8.6.07

Run Picasso, run


A viajar à bolina sem destino definido que não o de passar o tempo e talvez descobrir algo novo que me encante, que me faça entusiasmar, que me leve para longe duma existência que quis cínica e monótona, eis senão quando dou de costas comigo, ou melhor com uma foto das minhas costas, presa nos interstícios da rede.

O que faço eu ali? Lembro-me que foi num domingo de Janeiro passado, tinha ido comprar uma garrafa de vinho a um supermercado que fecha tarde e afadigava-me em direcção a casa, porque já era tarde e porque tinha pressa em ir abrir a garrafa. Não tenho dúvida alguma de que sou eu: recordo-me perfeitamente da situação porque me sentia um pouco envergonhado do saco de plástico onde trazia apenas o tintol, e o escondia por trás das costas, tentando passar o mais discreto possível por aquela estação de comboios onde sempre passo quando tomo o caminho de casa.
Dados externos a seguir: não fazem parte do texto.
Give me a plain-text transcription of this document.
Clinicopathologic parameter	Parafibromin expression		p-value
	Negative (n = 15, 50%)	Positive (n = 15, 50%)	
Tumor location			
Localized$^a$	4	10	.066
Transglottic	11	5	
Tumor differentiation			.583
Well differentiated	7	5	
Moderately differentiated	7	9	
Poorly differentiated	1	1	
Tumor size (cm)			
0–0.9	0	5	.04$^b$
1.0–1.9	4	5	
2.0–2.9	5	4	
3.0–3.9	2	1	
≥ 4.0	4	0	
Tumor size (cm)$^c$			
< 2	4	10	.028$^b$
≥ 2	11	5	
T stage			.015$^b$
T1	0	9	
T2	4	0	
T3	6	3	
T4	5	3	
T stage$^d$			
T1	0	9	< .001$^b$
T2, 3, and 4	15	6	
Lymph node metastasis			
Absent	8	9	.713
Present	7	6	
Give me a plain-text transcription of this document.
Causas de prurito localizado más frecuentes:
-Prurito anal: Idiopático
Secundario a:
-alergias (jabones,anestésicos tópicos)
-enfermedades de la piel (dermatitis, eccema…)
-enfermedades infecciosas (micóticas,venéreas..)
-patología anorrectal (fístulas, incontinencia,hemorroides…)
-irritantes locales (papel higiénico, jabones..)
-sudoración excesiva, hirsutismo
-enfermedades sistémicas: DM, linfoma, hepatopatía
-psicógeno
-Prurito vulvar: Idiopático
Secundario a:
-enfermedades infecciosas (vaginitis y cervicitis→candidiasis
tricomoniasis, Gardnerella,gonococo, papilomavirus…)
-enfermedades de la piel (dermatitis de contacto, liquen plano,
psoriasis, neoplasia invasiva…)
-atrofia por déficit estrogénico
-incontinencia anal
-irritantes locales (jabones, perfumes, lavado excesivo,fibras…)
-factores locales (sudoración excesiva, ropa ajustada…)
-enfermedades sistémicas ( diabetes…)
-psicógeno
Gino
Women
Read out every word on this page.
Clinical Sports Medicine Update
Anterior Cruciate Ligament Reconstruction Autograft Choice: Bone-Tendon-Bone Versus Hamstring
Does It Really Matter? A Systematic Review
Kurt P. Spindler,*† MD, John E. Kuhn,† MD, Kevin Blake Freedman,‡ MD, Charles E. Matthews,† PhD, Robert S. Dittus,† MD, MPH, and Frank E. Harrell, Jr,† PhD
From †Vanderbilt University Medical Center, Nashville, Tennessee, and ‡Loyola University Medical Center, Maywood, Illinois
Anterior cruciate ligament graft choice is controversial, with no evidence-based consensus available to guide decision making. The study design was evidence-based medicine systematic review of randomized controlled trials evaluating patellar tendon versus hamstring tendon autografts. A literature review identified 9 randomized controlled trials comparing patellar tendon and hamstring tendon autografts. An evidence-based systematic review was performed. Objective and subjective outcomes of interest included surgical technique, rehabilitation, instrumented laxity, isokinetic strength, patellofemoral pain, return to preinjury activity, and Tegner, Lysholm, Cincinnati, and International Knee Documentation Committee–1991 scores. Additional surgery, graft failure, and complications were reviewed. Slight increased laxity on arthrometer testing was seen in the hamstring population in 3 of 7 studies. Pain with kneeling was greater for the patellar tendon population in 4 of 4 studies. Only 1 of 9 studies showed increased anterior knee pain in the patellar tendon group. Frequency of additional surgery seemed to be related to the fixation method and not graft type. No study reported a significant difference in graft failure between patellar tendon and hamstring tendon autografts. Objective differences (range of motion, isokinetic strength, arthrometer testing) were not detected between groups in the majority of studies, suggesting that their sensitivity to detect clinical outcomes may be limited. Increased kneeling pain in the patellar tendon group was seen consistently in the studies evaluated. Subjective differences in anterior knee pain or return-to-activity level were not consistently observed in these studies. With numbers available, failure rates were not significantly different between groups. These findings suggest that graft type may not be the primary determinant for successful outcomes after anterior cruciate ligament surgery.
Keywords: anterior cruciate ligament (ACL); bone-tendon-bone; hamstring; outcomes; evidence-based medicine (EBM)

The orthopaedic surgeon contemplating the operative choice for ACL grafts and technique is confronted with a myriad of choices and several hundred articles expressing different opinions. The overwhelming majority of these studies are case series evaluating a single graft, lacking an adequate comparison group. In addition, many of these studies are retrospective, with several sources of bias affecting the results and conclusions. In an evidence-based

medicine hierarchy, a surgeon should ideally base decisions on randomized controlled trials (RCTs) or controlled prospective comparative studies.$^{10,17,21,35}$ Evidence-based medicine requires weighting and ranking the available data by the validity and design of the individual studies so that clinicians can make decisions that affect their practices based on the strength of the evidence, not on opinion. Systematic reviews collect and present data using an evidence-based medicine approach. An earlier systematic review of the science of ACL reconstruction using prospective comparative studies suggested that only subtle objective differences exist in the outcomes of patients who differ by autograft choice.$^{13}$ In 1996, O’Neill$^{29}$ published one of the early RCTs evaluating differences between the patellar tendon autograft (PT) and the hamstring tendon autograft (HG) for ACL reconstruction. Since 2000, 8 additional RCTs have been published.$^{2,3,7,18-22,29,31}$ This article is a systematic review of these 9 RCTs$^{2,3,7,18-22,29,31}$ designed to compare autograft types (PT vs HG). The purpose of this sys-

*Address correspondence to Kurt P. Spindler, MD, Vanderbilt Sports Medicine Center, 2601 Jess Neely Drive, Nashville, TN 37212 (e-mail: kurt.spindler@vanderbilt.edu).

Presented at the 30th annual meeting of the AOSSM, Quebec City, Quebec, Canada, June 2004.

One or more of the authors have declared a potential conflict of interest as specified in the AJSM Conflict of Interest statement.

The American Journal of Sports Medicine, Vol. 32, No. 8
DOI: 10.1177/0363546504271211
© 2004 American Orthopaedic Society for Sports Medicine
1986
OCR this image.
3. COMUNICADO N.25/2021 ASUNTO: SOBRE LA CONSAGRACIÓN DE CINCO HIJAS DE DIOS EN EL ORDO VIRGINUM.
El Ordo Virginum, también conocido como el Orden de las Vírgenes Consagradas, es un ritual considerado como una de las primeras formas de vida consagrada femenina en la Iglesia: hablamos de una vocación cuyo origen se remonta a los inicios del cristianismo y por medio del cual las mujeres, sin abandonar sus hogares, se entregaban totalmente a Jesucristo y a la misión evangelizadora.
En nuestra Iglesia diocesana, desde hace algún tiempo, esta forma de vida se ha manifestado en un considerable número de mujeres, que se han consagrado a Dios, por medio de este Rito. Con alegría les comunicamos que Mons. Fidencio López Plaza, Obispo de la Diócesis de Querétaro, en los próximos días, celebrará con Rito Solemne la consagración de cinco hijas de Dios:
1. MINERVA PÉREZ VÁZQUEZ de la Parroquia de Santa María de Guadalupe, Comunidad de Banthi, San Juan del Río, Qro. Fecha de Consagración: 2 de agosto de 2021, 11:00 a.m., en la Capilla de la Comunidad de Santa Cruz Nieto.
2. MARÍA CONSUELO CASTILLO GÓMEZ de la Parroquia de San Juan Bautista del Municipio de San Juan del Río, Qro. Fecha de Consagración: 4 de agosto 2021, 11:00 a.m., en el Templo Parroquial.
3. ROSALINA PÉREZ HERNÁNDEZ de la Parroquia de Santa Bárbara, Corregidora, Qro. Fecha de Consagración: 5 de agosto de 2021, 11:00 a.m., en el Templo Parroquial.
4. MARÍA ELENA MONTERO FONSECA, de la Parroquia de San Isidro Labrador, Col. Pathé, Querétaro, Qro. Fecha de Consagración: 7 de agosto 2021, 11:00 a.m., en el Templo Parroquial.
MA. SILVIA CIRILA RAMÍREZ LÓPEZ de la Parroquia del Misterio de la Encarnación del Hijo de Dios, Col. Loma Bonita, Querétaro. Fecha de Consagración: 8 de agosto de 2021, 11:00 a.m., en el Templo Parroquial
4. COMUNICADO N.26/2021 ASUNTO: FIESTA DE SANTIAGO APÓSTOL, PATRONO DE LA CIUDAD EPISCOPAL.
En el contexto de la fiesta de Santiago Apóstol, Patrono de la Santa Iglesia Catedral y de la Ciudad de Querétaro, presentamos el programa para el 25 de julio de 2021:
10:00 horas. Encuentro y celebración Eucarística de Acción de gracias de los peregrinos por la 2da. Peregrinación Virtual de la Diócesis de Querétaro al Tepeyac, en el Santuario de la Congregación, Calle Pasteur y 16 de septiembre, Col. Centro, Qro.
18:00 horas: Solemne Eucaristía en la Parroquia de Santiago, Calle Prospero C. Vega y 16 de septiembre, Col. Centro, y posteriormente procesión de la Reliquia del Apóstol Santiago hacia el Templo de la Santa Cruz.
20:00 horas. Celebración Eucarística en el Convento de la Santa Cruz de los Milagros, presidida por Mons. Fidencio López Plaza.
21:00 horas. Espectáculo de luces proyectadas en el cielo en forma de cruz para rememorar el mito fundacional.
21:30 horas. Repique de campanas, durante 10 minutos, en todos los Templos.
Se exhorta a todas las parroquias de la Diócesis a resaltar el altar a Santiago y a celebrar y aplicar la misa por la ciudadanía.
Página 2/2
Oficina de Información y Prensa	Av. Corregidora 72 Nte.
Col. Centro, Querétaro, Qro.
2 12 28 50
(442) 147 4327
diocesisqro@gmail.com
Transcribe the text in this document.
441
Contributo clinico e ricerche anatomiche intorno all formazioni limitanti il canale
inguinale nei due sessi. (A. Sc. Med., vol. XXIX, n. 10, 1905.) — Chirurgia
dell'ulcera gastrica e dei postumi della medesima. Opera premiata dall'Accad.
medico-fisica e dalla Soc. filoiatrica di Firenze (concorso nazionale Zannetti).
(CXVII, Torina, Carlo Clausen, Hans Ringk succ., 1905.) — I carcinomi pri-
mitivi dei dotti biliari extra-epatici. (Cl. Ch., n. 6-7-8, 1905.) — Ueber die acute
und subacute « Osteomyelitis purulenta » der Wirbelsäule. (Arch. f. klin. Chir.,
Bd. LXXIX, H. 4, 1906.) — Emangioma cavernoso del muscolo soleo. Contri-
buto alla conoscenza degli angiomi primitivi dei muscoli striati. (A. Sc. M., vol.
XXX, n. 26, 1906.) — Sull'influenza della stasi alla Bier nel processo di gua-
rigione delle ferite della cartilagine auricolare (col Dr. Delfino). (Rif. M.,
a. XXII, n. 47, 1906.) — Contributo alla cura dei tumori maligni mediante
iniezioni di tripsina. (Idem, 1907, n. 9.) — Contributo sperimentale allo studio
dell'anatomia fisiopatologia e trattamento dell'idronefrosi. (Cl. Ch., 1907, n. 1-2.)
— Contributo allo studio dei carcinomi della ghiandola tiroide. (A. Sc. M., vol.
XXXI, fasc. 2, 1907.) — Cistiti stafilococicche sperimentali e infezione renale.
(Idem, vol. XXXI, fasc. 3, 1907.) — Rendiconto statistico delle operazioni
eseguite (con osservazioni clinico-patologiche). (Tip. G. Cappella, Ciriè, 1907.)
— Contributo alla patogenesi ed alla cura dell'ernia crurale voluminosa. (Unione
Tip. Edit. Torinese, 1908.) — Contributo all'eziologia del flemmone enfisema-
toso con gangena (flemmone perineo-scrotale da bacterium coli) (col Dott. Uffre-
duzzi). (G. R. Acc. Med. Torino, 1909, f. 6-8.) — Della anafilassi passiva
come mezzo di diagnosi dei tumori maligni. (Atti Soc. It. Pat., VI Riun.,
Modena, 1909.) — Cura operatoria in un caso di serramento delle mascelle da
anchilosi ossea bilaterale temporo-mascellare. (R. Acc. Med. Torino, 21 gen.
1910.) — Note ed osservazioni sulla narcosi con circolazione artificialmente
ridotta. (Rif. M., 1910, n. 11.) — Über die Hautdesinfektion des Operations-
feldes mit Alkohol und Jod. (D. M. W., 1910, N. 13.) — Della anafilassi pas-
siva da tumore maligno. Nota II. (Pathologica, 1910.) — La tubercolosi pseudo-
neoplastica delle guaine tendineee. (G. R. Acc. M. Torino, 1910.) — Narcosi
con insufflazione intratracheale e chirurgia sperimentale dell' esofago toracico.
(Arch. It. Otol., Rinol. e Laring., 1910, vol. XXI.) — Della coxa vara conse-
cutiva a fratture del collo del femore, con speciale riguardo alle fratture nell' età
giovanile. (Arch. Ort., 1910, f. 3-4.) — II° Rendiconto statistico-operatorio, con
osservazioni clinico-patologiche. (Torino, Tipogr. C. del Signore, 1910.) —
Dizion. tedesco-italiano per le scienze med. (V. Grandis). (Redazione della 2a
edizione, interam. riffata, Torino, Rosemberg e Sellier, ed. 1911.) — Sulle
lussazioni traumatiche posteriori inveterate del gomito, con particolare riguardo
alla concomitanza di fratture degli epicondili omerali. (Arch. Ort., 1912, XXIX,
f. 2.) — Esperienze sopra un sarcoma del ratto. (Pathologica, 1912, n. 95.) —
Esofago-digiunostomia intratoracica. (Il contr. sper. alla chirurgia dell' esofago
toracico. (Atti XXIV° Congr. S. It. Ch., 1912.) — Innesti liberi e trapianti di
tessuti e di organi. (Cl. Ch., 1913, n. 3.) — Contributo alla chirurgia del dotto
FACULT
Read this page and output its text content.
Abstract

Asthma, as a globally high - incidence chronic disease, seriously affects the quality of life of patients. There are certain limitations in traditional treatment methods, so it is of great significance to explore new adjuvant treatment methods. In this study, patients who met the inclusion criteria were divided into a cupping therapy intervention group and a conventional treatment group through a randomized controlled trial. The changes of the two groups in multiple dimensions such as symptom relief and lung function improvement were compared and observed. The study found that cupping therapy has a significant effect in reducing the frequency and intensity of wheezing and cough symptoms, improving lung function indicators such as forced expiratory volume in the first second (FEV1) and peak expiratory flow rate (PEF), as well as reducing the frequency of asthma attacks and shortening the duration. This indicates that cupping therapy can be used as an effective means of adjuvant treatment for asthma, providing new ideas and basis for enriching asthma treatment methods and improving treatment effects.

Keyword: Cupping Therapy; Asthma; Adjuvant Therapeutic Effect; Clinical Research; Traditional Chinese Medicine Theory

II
Alguém me viu e me fotografou e pôs a foto na rede.

E eu, tão habituado a estas lides de fotografar sem ser visto, de espiar os outros sem me denunciar a mim próprio, de me considerar um tipo particularmente observador e com engenho para dissecar digitalmente o próximo, ao encontrar este triste testemunho da minha insignificante pessoa senti-me assim, um pouco como aquilo que realmente sou: um tipo insignificante com a mania das grandezas que leva pressa no rabo e hipocritamente esconde as suas fraquezas, não só dos outros, mas sobretudo de si próprio.

Ora, foi bom encontrar esta foto. Foi bom ver-me ao espelho no olhar de outrem. Foi bom tomar consciência do que sou e da minha arrogância hipócrita. Para a próxima não esconderei a garrafa. E, se tiver mesmo de a beber só, então que a beba sem falsos pudores ou desculpas piedosas. Bem-haja e bom fim-de-semana.